Acrylonitrile copolymer, (C) epoxy resin,
(D) An epoxy resin composition obtained by reacting with a bifunctional phenol compound. 2. The diglycidyl ether of a polyalkylene oxide of (A) has a substituted or unsubstituted C2 to C5 alkylene chain and has an epoxy equivalent of 100 to 500. 1. The epoxy resin composition of 1. 3. The epoxy resin composition according to claim 1, wherein the carboxylic acid-terminated butadiene-acrylonitrile copolymer (B) has a molecular weight of 1000 to 5000 and an acrylonitrile content of 10 to 30% by weight. 4. The epoxy resin composition according to claim 1, wherein the epoxy resin of (C) has an epoxy equivalent of 100 to 1000. 5. The epoxy resin composition according to claim 1, which has an epoxy equivalent of 500 to 3000. 6. A diglycidyl ether of a polyalkylene oxide (A) and a carboxylic acid-terminated butadiene (B).
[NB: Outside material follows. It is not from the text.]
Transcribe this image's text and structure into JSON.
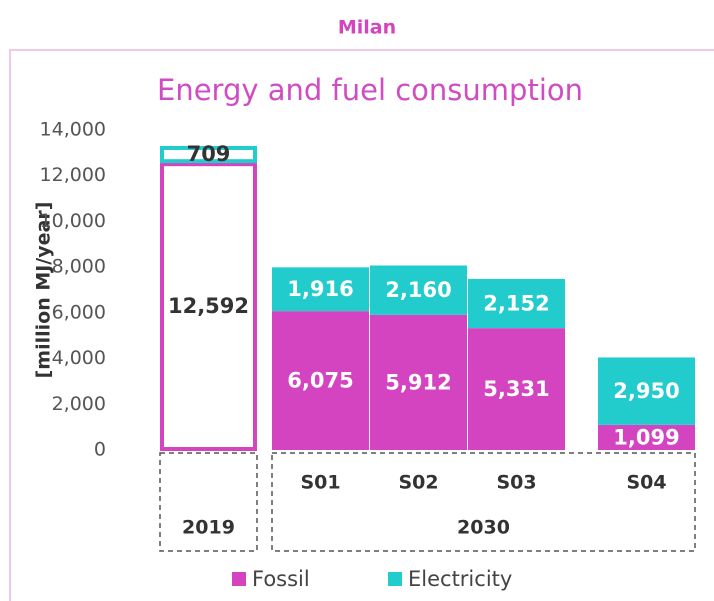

Acrylonitrile copolymer, (C) epoxy resin,
(D) an epoxy resin composition obtained by reacting with a bifunctional phenol compound is reacted with a primary or secondary amine,
An electrodeposition coating composition containing an acid-neutralized product. 7. The diglycidyl ether of a polyalkylene oxide of (A) has a substituted or unsubstituted C2 to C5 alkylene chain and has an epoxy equivalent of 100 to 500. 6. The electrodeposition coating composition of 6. 8. The electrodeposition coating composition according to claim 6, wherein the carboxylic acid-terminated butadiene-acrylonitrile copolymer (B) has a molecular weight of 1000 to 5000 and an acrylonitrile content of 10 to 30% by weight. 9. The electrodeposition coating composition according to claim 6, wherein the epoxy equivalent of the epoxy resin (C) is 100 to 1000. 10. The electrodeposition coating composition according to claim 6, wherein the epoxy equivalent of the epoxy resin composition is 500 to 3000.